28 de febrero 2023, El Espectador
Apostarle a la paz total en un país que lleva más de 60 años en guerra, es –por decir lo menos– una osadía. La pregunta es si estamos dispuestos a asumir esa determinación como un compromiso colectivo, o si preferimos endosarnos a otras seis –o vaya uno a saber cuántas más– décadas de conflicto armado y ratificar la sentencia de muerte que gota a gota de sangre y sangre, nos ha ido dictando la historia.
Las guerras de Colombia y del mundo nos obligan a salirnos del cascarón de la costumbre, porque la costumbre nos ha hecho daño y nos ha vuelto frágiles; los cementerios están llenos de ciudadanos que nunca lo fueron del todo, porque la violencia los acostumbró a morirse con un fusil en la mano o con un tiro en la espalda.
Sé que a muchos los diálogos de paz les parecen una insolencia; a mí hay cosas que me siguen pareciendo complejas de asimilar. Pero nada me parece más complejo y más insolente que la muerte paseándose a sus anchas por los territorios colombianos.
Hace unas horas nos explicaba el senador y constructor de paz Iván Cepeda, que la paz total toma las enseñanzas más valiosas que nos han dejado los tres grandes modelos desarrollados en los últimos 50 años en Colombia, y los complementa con un concepto aún más amplio y comprensivo. Veamos:
La primera paz, la del silencio de los fusiles, se basa en procesos de desmovilización, desarme y reincorporación. Nadie niega su importancia; pero lo que se ha visto es que luego de finalizar la confrontación armada con uno de los actores, los ciclos de violencia vuelven a los territorios; disidencias y grupos armados de diversos orígenes y perfiles, ocupan los espacios que el Estado y la sociedad –sí, admitámoslo: aquí nadie es tan inocente como cree– dejamos a la deriva.
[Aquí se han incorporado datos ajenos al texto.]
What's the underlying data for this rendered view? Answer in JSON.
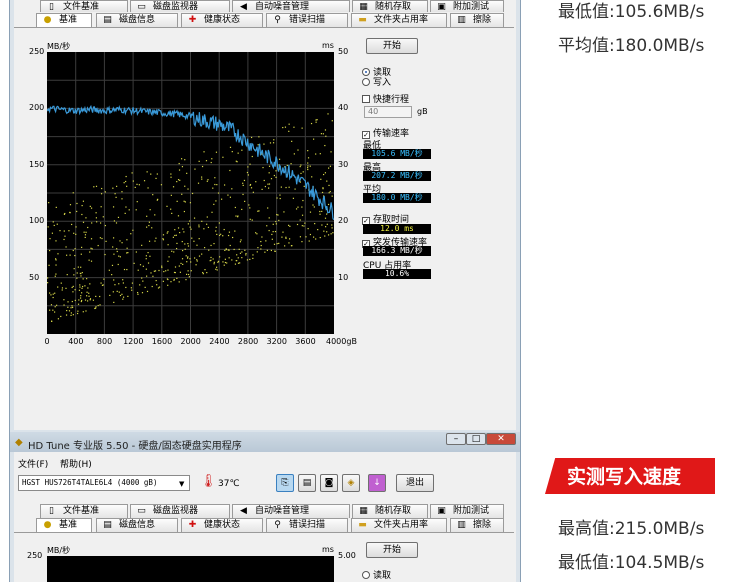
{
  "top_window": {
    "tabs_row1": [
      {
        "label": "文件基准",
        "icon": "file-icon"
      },
      {
        "label": "磁盘监视器",
        "icon": "monitor-icon"
      },
      {
        "label": "自动噪音管理",
        "icon": "speaker-icon"
      },
      {
        "label": "随机存取",
        "icon": "random-access-icon"
      },
      {
        "label": "附加测试",
        "icon": "extra-test-icon"
      }
    ],
    "tabs_row2": [
      {
        "label": "基准",
        "icon": "benchmark-icon"
      },
      {
        "label": "磁盘信息",
        "icon": "disk-info-icon"
      },
      {
        "label": "健康状态",
        "icon": "health-icon"
      },
      {
        "label": "错误扫描",
        "icon": "error-scan-icon"
      },
      {
        "label": "文件夹占用率",
        "icon": "folder-icon"
      },
      {
        "label": "擦除",
        "icon": "erase-icon"
      }
    ],
    "start_button": "开始",
    "read_label": "读取",
    "write_label": "写入",
    "quick_stroke_label": "快捷行程",
    "quick_stroke_value": "40",
    "gb_unit": "gB",
    "transfer_rate_label": "传输速率",
    "min_label": "最低",
    "min_value": "105.6 MB/秒",
    "max_label": "最高",
    "max_value": "207.2 MB/秒",
    "avg_label": "平均",
    "avg_value": "180.0 MB/秒",
    "access_time_label": "存取时间",
    "access_time_value": "12.0 ms",
    "burst_rate_label": "突发传输速率",
    "burst_rate_value": "166.3 MB/秒",
    "cpu_label": "CPU 占用率",
    "cpu_value": "10.6%"
  },
  "chart_data": {
    "type": "line",
    "y_left_unit": "MB/秒",
    "y_right_unit": "ms",
    "y_left_ticks": [
      "250",
      "200",
      "150",
      "100",
      "50"
    ],
    "y_right_ticks": [
      "50",
      "40",
      "30",
      "20",
      "10"
    ],
    "x_ticks": [
      "0",
      "400",
      "800",
      "1200",
      "1600",
      "2000",
      "2400",
      "2800",
      "3200",
      "3600",
      "4000gB"
    ],
    "ylim_left": [
      0,
      250
    ],
    "ylim_right": [
      0,
      50
    ],
    "xlim": [
      0,
      4000
    ],
    "series": [
      {
        "name": "传输速率",
        "color": "#3a9ad9",
        "x": [
          0,
          200,
          400,
          600,
          800,
          1000,
          1200,
          1400,
          1600,
          1800,
          2000,
          2200,
          2400,
          2600,
          2800,
          3000,
          3200,
          3400,
          3600,
          3800,
          4000
        ],
        "y": [
          200,
          199,
          198,
          199,
          198,
          199,
          198,
          197,
          196,
          195,
          193,
          189,
          186,
          180,
          170,
          160,
          152,
          142,
          132,
          120,
          108
        ]
      },
      {
        "name": "存取时间",
        "color": "#d8d84a",
        "type": "scatter",
        "x_range": [
          0,
          4000
        ],
        "y_min_start": 2,
        "y_max_start": 24,
        "y_min_end": 18,
        "y_max_end": 40
      }
    ]
  },
  "bottom_window": {
    "title": "HD Tune 专业版 5.50 - 硬盘/固态硬盘实用程序",
    "menu_file": "文件(F)",
    "menu_help": "帮助(H)",
    "drive": "HGST HUS726T4TALE6L4 (4000 gB)",
    "temperature": "37℃",
    "exit_button": "退出",
    "tabs_row1": [
      {
        "label": "文件基准",
        "icon": "file-icon"
      },
      {
        "label": "磁盘监视器",
        "icon": "monitor-icon"
      },
      {
        "label": "自动噪音管理",
        "icon": "speaker-icon"
      },
      {
        "label": "随机存取",
        "icon": "random-access-icon"
      },
      {
        "label": "附加测试",
        "icon": "extra-test-icon"
      }
    ],
    "tabs_row2": [
      {
        "label": "基准",
        "icon": "benchmark-icon"
      },
      {
        "label": "磁盘信息",
        "icon": "disk-info-icon"
      },
      {
        "label": "健康状态",
        "icon": "health-icon"
      },
      {
        "label": "错误扫描",
        "icon": "error-scan-icon"
      },
      {
        "label": "文件夹占用率",
        "icon": "folder-icon"
      },
      {
        "label": "擦除",
        "icon": "erase-icon"
      }
    ],
    "y_top_left": "250",
    "y_unit_left": "MB/秒",
    "y_unit_right": "ms",
    "y_top_right": "5.00",
    "start_button": "开始",
    "read_label": "读取"
  },
  "right_panel": {
    "read_min": "最低值:105.6MB/s",
    "read_avg": "平均值:180.0MB/s",
    "write_banner": "实测写入速度",
    "write_max": "最高值:215.0MB/s",
    "write_min": "最低值:104.5MB/s"
  },
  "colors": {
    "banner_red": "#e01818",
    "chart_bg": "#000000",
    "line_blue": "#3a9ad9",
    "scatter_yellow": "#d8d84a"
  }
}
El segundo modelo de paz pretende que además del desarme y la reincorporación de los excombatientes, se produzcan los cambios sociales y políticos necesarios para reestructurarnos como nación. Es el caso del proceso que se vivió con la guerrilla del M-19, y culminó con la Constituyente de 1991 y la formulación de una nueva carta política. Es también el proceso de paz con las FARC, que ha salvado miles de vidas y llevó a que más de 13.000 excombatientes entregaran las armas; adoptó un acuerdo del que nacieron cuatro grandes puntos de transformación: reforma rural integral, reforma política democrática, un nuevo enfoque ante la tragedia crónica del narcotráfico, y la creación de un sistema de justicia transicional que nos cambió hasta la forma de reconocernos; un sistema en el que todas las verdades y todas las víctimas, por fin importan.
Y el tercer modelo, el que estamos empezando a vivir y busca ser una política de Estado que trascienda más allá de quién habite la Casa de Nariño, se refiere a una paz que –además del fin de las hostilidades y el logro de transformaciones estructurales– nos lleve a un gran acuerdo nacional, una alianza genuina que incluya todas las voces, todos los sectores (los excluidos y los visibles, los que hablan y los que callan, los que ostentan el poder y los del ostracismo de siempre, todos). Esa convergencia nos permitiría cumplir los procesos de paz anteriores, clausurar 60 años de violencia y vivir en un verdadero estado de derecho.
Si nos quitamos las camisas de fuerza impuestas por sectarismos y escepticismos, y cambiamos los círculos viciosos de exclusión y violencia, por círculos virtuosos de convergencia, habremos avanzado hacia esa era de paz que propone el Presidente Petro, y la osadía se habrá convertido en reconciliación nacional.